While there was significant variation between the women in the study, the study does support previous findings about the conversion of ALA to EPA, said the researchers.
“A cardioprotective effect of high, long-term ALA intake has been suggested by a number of epidemiological studies, and an additive effect of ALA with omega-3 long-chain PUFA from fish and fish oil has been observed.”
ALA omega-3 is an essential fatty acid that the body cannot make and therefore must be consumed in the diet. Good sources of ALA include flaxseed, soybeans, walnuts, chia and olive oil. The U.S. Institute of Medicine recommends an ALA intake of 1.6 grams per day for men and 1.1 grams per day for women.
The health benefits associated with ALA consumption include cardiovascular effects, neuro-protection, a counter to the inflammation response and benefits against autoimmune disease.
However, the longer-chain EPA and DHA (docosahexaenoic acid) have received more study from scientists and more attention from consumers.
Much attention has been paid to the conversion of ALA to the longer chain EPA, with many stating that this conversion is very small. According to an article in Nutrition Reviews (Vol. 66, pp. 326-332), between eight percent and 20% of ALA is converted to EPA in humans and between 0.5% and nine percent of ALA is converted to DHA.
In addition, gender plays an important role, with women of reproductive age reportedly converting ALA to EPA at a 2.5-fold greater rate than healthy men.
This conversion obviously contributes to the body’s pool of EPA and DHA, which plays a key role in, among other things, maintaining cardiovascular health.
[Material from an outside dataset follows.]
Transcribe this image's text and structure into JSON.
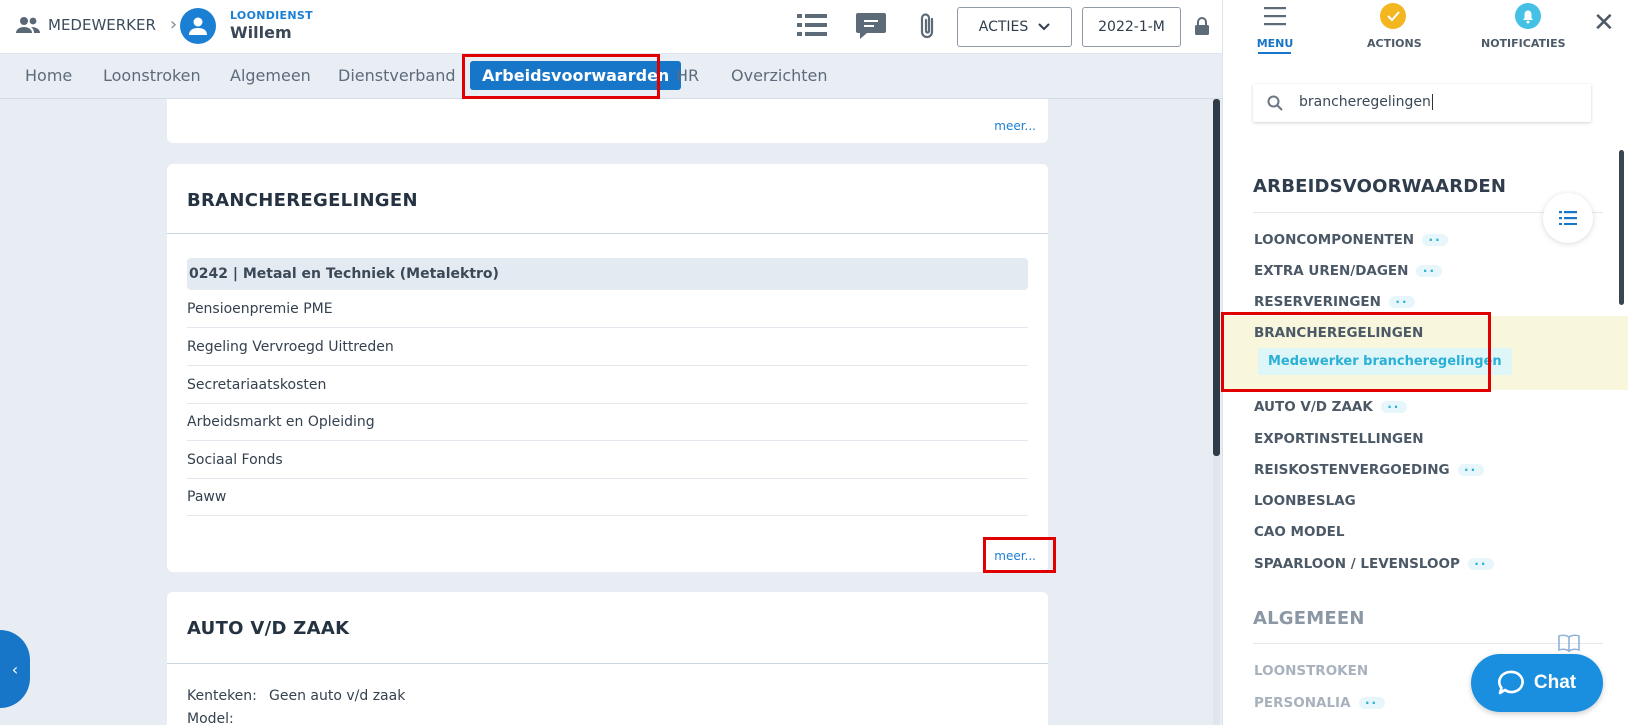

The North Carolina-based scientists recruited 10 postmenopausal women and assigned them to consume 25 grams per day of milled chia seed for seven weeks.
“Plasma EPA increased 30% above baseline levels in the present study, but individuals varied widely both pre-study and in response to milled chia seed supplementation.
“The 30% increase in plasma EPA in our subjects (postmenopausal women) following seven weeks of chia seed ALA supplementation (4.1 g/day) is comparable to other similar studies.”